- Contributed by
- Moirairish
- Location of story:
- London
- Background to story:
- Civilian
- Article ID:
- A4133341
- Contributed on:
- 31 May 2005

Moira
I penned these in recollection of my time living in London during World War Two.
Dunkirk, 1941
The sky is dark tonight,
Heavy clouds, no stars, no moon.
No need to listen for the banshee wail,
The low rumbling drone of iron death.
So--sleep, sleep and sleep.
Always alert, the mind picks up in sleep
A soft, murmuring sound from the Thames nearby.
Out of bed, into shoes and coat,
Down to river's edge.
An endless stream of boats passing by:
No lights, engines muffled, silent crews
Headed for the sea, leaving a gentle ripple on the banks.
Some return, some are lost.
Returning they carry the weary, the wounded,
The sad human flotsam of Dunkirk.
("Ransacking shipyards, the navy managed to send 1,000 motley vessels, ranging from a cruiser to lifeboats and small private yachts, on the cross Channel shuttle. In the end, they saved 338,000 men--and England." - Excerpt from the War Memoirs of the late Sir Winston S. Churchill.)
---
SAFETY
The banshee wail opens a hundred doors Slammed shut behind people fleeing toward the Underground,
Each trammeled with bedding, books, knitting.
Children are few.
Most are safe
Carried by long, sad trains
Into the countryside to the care of strangers.
Down the clanking escalator onto the platform, cold, marble walled.
Each family claims a space for the night, To sleep through trains, coming, going, Passengers picking their way
Past the odours of a hundred people cramped in the airless Underground.
For a while they talk, sing, drink mugs of tea,
Then silence,
Listening to the muted war sounds
and feeling the shaking, the showers of dust.
Into their noisome refuge comes a brilliant sight,
A Scots pipe major, kilted and plumed,
Upright and strong.
He strides to and fro,
His bagpipes calling minds to hills purple with heather,
Burns running clear over polished stones, And ancient castles echoing battles of long ago.
---
The Red Cross: England, 1944
An archway grey, a cobbled courtyard cool and green,
Empty stables, ring of harness hushed,
But still the ringdoves coo in lofty cotes And ruffle feathers till they fall
Like snowflakes and scatter on the grass. The palace proud in crimson brick
With oaken beams and Tudor chimneys tall, Elizabeth the Virgin Queen lived here
And breathed her last within these palace walls.
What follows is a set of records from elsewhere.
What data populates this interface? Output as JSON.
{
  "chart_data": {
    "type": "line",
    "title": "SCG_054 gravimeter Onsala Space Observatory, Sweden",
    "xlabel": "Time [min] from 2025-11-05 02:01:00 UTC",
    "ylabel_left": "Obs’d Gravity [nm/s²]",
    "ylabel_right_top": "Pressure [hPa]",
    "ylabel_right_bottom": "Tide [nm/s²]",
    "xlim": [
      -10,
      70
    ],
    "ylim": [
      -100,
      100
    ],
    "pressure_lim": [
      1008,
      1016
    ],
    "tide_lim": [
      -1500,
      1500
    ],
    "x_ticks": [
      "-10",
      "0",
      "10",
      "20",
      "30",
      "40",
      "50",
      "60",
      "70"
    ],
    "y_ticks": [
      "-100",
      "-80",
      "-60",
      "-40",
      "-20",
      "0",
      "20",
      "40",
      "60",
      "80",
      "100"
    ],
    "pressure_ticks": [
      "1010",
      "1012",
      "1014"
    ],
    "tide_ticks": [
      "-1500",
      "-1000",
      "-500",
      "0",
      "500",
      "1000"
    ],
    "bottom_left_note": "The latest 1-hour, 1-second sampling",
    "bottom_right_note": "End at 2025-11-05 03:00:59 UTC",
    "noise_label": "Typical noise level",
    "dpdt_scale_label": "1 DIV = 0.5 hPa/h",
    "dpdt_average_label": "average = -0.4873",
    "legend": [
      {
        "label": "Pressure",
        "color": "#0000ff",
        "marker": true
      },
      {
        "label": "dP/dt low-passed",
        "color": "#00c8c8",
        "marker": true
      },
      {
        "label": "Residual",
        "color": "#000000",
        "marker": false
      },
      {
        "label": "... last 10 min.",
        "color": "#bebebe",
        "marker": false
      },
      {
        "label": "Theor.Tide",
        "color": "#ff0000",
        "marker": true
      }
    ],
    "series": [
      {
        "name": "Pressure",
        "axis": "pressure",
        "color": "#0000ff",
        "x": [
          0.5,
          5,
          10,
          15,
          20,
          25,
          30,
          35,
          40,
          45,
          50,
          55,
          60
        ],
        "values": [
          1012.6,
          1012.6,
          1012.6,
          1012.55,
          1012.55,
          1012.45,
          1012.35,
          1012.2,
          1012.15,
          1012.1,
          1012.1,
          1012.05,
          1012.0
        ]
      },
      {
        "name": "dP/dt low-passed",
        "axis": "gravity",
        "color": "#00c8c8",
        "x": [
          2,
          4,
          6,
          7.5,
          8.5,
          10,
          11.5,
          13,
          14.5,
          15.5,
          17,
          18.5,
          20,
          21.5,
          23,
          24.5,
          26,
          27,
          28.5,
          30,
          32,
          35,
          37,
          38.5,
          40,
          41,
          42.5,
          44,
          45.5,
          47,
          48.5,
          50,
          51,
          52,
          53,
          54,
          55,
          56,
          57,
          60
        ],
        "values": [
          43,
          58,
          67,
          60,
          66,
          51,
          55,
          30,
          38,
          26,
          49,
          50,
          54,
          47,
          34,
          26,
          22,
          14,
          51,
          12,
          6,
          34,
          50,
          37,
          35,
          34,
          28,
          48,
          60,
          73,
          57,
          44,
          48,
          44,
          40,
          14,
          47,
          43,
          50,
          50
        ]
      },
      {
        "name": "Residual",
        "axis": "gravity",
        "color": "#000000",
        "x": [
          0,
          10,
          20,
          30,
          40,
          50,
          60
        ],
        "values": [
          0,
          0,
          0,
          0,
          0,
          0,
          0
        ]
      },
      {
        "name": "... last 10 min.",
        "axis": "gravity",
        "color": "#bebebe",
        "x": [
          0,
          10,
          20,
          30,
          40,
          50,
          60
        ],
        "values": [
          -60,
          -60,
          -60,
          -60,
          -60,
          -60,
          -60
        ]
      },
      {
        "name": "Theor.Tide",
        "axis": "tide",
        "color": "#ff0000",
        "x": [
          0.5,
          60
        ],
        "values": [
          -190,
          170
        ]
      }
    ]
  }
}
On summer nights from out the archway window
She called to Walter Raleigh waiting below. At midnight they stole across the grass;
In Thames' dark silent tide they noiseless swam
Their silent ghosts still haunt the riverside.
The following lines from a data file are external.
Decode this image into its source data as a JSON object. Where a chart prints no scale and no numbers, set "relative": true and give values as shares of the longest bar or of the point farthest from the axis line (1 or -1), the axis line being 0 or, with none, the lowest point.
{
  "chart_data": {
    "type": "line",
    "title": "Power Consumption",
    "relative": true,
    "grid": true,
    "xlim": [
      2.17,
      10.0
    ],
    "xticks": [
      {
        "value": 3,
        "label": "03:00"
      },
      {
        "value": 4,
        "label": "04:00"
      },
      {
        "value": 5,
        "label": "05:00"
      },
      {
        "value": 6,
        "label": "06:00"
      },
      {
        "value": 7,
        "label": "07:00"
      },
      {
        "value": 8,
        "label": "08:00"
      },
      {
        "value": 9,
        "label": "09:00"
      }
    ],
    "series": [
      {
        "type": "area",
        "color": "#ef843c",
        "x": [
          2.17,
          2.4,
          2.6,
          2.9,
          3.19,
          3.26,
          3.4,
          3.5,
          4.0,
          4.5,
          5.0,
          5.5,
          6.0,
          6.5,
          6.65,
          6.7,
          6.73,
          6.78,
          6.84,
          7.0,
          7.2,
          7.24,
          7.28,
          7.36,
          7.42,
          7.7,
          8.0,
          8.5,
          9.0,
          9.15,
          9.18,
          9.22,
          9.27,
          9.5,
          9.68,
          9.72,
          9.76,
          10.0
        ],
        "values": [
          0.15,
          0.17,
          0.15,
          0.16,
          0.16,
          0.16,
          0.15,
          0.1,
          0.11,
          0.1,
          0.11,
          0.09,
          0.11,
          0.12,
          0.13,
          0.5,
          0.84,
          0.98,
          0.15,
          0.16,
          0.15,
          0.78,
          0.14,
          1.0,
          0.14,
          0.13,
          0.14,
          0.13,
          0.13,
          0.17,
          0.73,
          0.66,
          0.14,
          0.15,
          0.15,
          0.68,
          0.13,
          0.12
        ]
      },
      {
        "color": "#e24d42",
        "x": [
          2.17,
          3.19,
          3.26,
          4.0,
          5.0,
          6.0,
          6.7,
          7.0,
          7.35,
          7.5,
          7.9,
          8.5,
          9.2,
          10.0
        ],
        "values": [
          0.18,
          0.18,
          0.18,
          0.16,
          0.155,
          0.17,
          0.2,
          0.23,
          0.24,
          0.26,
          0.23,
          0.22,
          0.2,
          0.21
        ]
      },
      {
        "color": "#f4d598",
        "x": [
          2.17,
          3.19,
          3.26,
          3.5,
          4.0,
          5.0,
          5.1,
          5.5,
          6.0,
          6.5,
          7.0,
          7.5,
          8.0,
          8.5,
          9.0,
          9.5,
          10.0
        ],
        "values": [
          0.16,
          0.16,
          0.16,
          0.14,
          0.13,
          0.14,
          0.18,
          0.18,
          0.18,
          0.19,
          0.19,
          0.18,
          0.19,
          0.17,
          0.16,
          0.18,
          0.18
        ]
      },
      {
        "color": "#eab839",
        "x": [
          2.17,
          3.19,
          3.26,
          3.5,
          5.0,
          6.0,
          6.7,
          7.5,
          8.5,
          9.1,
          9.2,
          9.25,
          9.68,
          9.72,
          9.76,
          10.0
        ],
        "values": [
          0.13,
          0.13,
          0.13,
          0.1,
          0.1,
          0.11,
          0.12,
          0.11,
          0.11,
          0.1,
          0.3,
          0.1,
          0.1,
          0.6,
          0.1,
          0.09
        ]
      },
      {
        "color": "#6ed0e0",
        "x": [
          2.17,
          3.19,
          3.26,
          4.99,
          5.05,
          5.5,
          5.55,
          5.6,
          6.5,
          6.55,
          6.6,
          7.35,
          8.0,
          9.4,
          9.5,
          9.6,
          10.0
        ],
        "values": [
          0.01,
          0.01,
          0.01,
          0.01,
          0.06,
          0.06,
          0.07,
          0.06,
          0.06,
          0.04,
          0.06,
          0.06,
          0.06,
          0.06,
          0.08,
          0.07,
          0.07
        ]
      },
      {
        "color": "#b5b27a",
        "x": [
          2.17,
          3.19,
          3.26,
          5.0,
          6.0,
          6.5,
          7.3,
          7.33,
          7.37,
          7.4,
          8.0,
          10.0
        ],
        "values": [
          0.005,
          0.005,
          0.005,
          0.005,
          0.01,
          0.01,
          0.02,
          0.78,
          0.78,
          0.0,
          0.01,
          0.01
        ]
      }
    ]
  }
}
Did ghosts depart when solitude of years
Was broken by the crash and whine of jazz,
Now played on grass where archers plied their bows,
And men that streamed from Columbus' New World,
Not gaily clad, but all in earthy drab? Young girls came too, and laughter
Echoed through the palace's cold stone-
For many there would not be a tomorrow.
The pianist playing syncopated beat
Then--a throbbing hum, a hush, a sighing whine,
A crash...
Windows bursting in, the musky dust
Of plaster. Everyone lies flat and still.
Then slowly rise, and shake off splintered glass
And choke and gasp in clouds of centuries' dust.
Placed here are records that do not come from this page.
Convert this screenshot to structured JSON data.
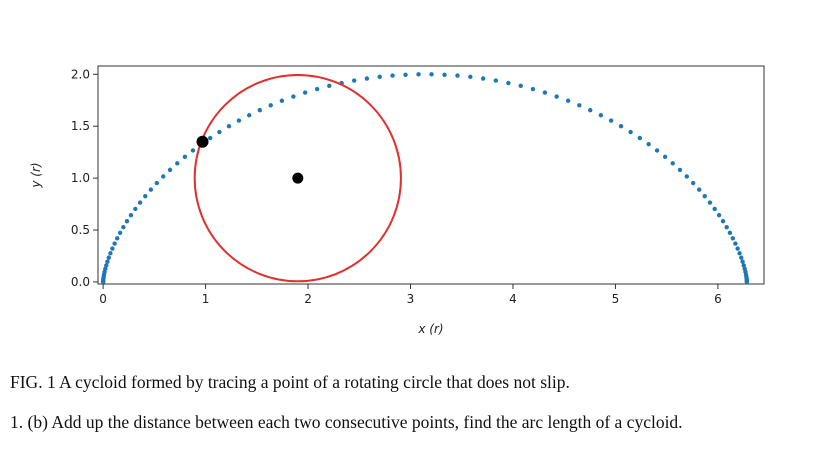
{
  "chart_data": {
    "type": "scatter",
    "xlabel": "x (r)",
    "ylabel": "y (r)",
    "xlim": [
      -0.05,
      6.45
    ],
    "ylim": [
      -0.02,
      2.08
    ],
    "xticks": [
      {
        "value": 0,
        "label": "0"
      },
      {
        "value": 1,
        "label": "1"
      },
      {
        "value": 2,
        "label": "2"
      },
      {
        "value": 3,
        "label": "3"
      },
      {
        "value": 4,
        "label": "4"
      },
      {
        "value": 5,
        "label": "5"
      },
      {
        "value": 6,
        "label": "6"
      }
    ],
    "yticks": [
      {
        "value": 0.0,
        "label": "0.0"
      },
      {
        "value": 0.5,
        "label": "0.5"
      },
      {
        "value": 1.0,
        "label": "1.0"
      },
      {
        "value": 1.5,
        "label": "1.5"
      },
      {
        "value": 2.0,
        "label": "2.0"
      }
    ],
    "series": [
      {
        "kind": "cycloid-points",
        "radius": 1,
        "theta_range": [
          0,
          6.2832
        ],
        "points": 100,
        "color": "#1f77b4"
      }
    ],
    "rolling_circle": {
      "center": [
        1.9,
        1.0
      ],
      "radius": 1.0,
      "color": "#e03030"
    },
    "circle_center_point": {
      "x": 1.9,
      "y": 1.0,
      "color": "#000000"
    },
    "tracing_point": {
      "x": 0.97,
      "y": 1.35,
      "color": "#000000"
    },
    "grid": false,
    "legend": "none"
  },
  "captions": {
    "figure": "FIG. 1 A cycloid formed by tracing a point of a rotating circle that does not slip.",
    "question": "1. (b) Add up the distance between each two consecutive points, find the arc length of a cycloid."
  }
}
Beneath the heavy oaken beams lie crushed Young people whose tomorrow is eternity.
Forever they haunt with Raleigh and his Queen
The empty, shattered shell, in silent watch.
In blackest night, the piano faintly plays The plaintive unremembered melody.
Or could it be the unremitting rain
That patters down through thickly leaved oaks
And runs in rills across the cobbled stones?